If you seen another traveler getting the beat down by a cop...what would you do?


----------



## BrainDeadUnit (Jan 28, 2011)

Okay, maybe not kick the cop's ass, but pull the cop off of him, etc.
If I'm not mistaken, cops have to obey all the same laws we do, and they're definitely in the wrong beating another.

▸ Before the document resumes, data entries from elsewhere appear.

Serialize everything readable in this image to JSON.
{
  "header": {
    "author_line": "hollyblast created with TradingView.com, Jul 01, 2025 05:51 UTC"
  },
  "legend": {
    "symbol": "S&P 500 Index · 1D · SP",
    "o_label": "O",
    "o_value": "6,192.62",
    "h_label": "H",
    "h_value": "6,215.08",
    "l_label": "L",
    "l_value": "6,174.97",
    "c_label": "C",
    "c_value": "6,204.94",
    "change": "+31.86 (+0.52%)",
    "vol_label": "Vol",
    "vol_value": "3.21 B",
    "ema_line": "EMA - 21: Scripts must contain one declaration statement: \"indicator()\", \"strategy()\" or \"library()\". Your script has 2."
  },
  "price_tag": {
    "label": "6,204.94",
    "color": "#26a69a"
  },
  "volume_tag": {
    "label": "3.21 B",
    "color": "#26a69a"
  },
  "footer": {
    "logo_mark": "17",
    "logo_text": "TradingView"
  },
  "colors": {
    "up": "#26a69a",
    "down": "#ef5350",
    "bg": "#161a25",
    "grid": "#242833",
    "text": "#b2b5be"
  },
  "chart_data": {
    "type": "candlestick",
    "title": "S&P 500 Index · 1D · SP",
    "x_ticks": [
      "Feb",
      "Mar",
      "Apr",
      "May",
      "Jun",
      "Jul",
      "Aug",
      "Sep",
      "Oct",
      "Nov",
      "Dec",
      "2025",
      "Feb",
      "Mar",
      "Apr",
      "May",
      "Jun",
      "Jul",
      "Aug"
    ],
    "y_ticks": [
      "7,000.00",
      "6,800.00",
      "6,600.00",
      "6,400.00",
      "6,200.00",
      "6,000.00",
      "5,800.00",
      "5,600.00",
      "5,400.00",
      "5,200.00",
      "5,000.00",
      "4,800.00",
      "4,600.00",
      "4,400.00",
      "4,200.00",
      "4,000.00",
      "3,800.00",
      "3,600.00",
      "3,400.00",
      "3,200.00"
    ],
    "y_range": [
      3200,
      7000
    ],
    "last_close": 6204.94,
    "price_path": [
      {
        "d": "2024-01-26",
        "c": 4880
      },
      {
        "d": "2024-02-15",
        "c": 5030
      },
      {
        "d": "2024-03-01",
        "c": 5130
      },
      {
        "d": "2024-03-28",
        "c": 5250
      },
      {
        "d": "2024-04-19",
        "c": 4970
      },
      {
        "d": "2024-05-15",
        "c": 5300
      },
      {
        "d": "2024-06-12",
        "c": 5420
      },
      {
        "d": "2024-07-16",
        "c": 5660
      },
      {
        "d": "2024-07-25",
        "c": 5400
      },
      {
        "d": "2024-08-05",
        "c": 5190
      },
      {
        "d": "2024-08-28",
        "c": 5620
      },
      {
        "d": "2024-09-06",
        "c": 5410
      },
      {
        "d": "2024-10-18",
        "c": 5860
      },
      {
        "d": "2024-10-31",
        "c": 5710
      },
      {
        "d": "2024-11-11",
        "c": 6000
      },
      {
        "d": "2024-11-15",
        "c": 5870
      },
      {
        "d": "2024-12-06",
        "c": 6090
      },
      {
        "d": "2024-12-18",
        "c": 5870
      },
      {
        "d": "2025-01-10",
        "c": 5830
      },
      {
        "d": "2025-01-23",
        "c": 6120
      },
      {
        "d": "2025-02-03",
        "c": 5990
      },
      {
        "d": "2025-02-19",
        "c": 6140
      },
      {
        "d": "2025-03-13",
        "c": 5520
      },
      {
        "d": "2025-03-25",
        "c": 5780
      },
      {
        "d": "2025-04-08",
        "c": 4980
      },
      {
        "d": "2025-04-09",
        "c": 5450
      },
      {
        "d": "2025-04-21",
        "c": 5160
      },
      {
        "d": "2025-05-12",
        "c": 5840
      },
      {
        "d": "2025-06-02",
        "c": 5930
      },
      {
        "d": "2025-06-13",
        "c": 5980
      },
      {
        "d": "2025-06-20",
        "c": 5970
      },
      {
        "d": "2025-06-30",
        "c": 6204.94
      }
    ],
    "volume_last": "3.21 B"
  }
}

This was a pretty interesting post that had to bring me around to actually consider it. Authority vs. What's right, etc.
If this happened in front of me prior to this question, I'd definitely be one of those, "I dunno," guys. :S


----------



## dahllia (Jan 28, 2011)

probly make a destraction make sure he looks and run... to at least get him to stop 
or throw a rock at him or his car or somthing to stop it


----------



## Nelco (Jan 28, 2011)

dahllia said:


> probly make a destraction make sure he looks and run... to at least get him to stop
> or throw a rock at him or his car or somthing to stop it



Ha! Ha! I'd be down to throw rocks.


----------



## CXR1037 (Jan 31, 2011)

What a stupid fucking post.


----------



## Gudj (Jan 31, 2011)

BrainDeadUnit said:


> If I'm not mistaken, cops have to obey all the same laws we do, and they're definitely in the wrong beating another.


 
Where the fuck are you from?


----------



## CXR1037 (Jan 31, 2011)

Nelco said:


> Ha! Ha! I'd be down to throw rocks.


 
Let's see your "direct action", then!


----------



## Pheonix (Feb 1, 2011)

if you have a cell phone with video recording abilities then start recording and try not to be seen by the cop or you might be the next beating victim. make copies of the video and give them to all the local news stations and to the Internal Affairs. DO NOT HAND IT OVER TO A COP UNLESS YOU READ HIS BADGE AND IT SAYS INTERNAL AFFAIRS. getting violent with the cops that are doing the beating is the dumbest thing you can do cause it will get you beat down too as well as giving them a better justification for said violence so they are more likely to get away with it.


----------



## Dameon (Feb 1, 2011)

Interfering at all, even if the cop is completely in the wrong, will get you a charge that will stick. Assaulting a police officer is not a fun charge to have. Plus, it just makes you the next beating victim. If you're really worried, the only thing you can do effectively is to start yelling "Hey, the cops are beating the shit out of this guy!" Assuming you're in a public place with people around who aren't already watching. You still might wind up just being the next person to get beat. Throwing rocks at a cop is retarded and will get you shot; they'll just claim they thought you had a deadly weapon. At the very least, you'll get an assaulting an officer charge.


----------